Otto Zitko


Otto Zitko’s art ingrains itself onto the mind of each and every viewer. Because in Zitko’s works, seemingly chaotic lines dart across the surface and merge, twist, knot together and tangle to form images. These images contain the same qualities that Jean-Luc Godard looks for in a good film: a beginning, a middle and an end – but not necessarily in that order.

In the preface to his book Otto Zitko – Me, Myself and I, Tom Trevor (the former head of Arnolfini in Bristol, where Otto Zitko created a wall paining spanning three floors in 2010, similar to his highly acclaimed installation at Hamburger Bahnhof for the exhibition Die Kunst ist super!, curated by Udo Kittelmann in 2009) tells the story of a little boy who had been told to practise his handwriting in an exercise book, but his hand slipped every time he put pen to paper: he got lost in lines and deviations and was obviously more interested in going beyond the limits of the paper than trying to create beautifully formed letters. “Of course it would be quite wrong simply to characterise Otto Zitko’s practice as the unfettered outpourings of a primitive, childlike urge”, explains Tom Trevor. “Long after mastering the written word at school, as a teenager Zitko learned to draw by copying photographs of works by Dürer, Rembrandt, and Tintoretto, amongst others, as well as by making studies from nature. Later still, he began expanding his drawing practice, step by step, from small works on paper to large-scale panels, only eventually graduating to the cavernous, immersive space of architectural interiors.”
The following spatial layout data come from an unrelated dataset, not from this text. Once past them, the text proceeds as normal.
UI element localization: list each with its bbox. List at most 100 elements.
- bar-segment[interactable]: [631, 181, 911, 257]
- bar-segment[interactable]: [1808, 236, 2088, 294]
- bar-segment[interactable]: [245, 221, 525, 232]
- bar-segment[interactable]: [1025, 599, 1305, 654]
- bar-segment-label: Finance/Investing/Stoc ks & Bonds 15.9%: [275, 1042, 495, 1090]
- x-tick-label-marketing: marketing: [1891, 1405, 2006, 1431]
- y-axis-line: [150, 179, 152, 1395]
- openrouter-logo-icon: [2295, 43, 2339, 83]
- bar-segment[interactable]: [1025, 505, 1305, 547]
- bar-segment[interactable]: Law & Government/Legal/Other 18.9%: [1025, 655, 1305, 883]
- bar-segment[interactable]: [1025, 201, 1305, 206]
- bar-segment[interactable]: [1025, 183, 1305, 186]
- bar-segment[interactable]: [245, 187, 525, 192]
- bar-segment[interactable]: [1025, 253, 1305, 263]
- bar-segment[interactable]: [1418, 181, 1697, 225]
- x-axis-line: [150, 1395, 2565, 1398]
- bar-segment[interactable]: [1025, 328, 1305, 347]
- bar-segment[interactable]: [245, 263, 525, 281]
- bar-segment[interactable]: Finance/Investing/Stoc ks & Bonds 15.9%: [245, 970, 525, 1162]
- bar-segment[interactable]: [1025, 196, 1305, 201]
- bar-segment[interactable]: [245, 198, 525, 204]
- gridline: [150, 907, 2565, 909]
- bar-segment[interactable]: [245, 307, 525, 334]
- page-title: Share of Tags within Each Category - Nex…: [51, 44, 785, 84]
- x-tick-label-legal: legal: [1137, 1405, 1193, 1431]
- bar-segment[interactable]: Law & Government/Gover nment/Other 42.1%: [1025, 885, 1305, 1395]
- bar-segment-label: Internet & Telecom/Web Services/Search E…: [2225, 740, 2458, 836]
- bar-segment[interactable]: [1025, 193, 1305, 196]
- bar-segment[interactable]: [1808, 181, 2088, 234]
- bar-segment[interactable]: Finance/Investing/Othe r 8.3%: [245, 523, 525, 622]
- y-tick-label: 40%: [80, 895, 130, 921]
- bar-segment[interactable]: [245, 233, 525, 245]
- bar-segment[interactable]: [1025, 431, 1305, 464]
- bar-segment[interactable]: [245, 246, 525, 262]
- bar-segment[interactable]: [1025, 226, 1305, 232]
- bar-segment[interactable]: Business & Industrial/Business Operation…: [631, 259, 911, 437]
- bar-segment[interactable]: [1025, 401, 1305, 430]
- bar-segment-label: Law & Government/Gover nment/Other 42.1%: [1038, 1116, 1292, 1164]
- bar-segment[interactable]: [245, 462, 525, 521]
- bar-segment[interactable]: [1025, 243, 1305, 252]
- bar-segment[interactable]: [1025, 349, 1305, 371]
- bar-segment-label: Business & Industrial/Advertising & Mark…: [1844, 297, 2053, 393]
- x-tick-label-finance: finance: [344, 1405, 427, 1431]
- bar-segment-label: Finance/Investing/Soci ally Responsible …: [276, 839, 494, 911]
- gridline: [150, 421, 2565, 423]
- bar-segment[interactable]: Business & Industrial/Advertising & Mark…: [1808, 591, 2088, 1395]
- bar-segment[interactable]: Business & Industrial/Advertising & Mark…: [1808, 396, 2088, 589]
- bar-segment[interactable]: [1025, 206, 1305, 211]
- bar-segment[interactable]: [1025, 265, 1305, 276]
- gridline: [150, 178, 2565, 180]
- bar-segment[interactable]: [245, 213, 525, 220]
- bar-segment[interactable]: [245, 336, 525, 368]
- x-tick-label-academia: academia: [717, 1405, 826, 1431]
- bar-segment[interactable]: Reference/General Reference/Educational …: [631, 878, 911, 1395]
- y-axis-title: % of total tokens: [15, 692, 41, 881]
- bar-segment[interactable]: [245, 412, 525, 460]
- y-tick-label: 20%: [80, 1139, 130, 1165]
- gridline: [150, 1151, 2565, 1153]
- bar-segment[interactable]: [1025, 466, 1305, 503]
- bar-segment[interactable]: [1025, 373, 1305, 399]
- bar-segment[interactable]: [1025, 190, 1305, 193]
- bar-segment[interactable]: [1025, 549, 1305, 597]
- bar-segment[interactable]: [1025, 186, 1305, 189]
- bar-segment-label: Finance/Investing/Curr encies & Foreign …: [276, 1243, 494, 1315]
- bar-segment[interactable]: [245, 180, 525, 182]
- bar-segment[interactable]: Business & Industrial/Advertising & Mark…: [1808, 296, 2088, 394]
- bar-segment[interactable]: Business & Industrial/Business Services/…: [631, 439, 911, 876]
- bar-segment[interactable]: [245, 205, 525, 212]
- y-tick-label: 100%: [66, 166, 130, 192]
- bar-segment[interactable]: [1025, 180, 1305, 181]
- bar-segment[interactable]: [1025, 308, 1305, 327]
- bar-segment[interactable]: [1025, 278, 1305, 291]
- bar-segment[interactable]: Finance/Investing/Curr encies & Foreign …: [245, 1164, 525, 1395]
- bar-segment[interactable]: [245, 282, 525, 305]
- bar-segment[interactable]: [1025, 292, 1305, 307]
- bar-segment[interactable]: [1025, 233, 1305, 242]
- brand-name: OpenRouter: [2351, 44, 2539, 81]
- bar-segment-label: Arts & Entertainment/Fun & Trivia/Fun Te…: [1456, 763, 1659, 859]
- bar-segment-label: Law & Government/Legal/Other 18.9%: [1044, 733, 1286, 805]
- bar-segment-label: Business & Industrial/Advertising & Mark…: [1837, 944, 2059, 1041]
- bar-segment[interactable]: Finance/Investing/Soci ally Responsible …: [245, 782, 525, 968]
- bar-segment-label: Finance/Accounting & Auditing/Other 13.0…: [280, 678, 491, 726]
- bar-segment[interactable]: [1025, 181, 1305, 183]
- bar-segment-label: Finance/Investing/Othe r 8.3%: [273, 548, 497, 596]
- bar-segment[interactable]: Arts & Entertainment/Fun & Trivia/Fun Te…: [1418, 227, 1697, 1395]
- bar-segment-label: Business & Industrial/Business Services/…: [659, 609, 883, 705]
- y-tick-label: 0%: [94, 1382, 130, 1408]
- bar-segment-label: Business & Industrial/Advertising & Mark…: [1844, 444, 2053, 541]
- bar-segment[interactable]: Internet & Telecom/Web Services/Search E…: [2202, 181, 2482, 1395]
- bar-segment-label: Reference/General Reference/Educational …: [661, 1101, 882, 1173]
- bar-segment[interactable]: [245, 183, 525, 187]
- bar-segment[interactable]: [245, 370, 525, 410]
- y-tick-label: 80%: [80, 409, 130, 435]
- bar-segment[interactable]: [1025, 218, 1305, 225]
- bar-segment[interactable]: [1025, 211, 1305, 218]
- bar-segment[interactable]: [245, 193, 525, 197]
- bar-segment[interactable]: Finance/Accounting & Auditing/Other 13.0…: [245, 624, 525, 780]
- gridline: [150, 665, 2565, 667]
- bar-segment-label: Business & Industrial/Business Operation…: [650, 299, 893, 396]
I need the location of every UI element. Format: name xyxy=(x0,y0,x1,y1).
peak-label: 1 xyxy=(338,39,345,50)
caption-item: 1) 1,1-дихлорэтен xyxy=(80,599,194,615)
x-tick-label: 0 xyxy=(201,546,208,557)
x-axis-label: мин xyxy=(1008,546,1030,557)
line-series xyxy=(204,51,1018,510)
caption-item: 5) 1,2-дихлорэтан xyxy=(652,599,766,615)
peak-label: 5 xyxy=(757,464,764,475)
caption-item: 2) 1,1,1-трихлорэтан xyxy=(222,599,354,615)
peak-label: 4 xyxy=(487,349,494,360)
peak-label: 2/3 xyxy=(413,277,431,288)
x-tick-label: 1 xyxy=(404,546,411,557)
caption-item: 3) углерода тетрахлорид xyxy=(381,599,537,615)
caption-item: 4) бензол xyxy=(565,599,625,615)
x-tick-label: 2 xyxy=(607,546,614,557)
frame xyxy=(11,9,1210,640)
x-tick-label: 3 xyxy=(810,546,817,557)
His most recent elaborate wall painting formed an integral part of Manifesta 10, which was curated by Kasper König in St Petersburg: wild, red lines sprawled across two rooms, coming together to create a single installation. In an interview with the art magazine art, Kasper König explained that, against the backdrop of politically difficult times, he didn’t want to present “Disneyland art” or works that appealed to the “taste of the oligarchs”. When asked what his aim was, he replied: “Abstraction, for example, is a very important phenomenon to me. It originated in Russia, but no longer exists there, of all places. This is why I work with artists like Otto Zitko who reflect on this heritage.”

In his second solo exhibition at Krobath Berlin, Otto Zitko presents new large-format works: black and silver-coloured lines drawn with oil paint and lacquer on honeycomb boards. “They don’t represent the installation per se”, the art historian Jan Avgikos wrote about Zitko’s works, “Instead, they distil the polarities of experience that characterise Zitko’s installations.” A condensation of sorts. Of space onto a surface.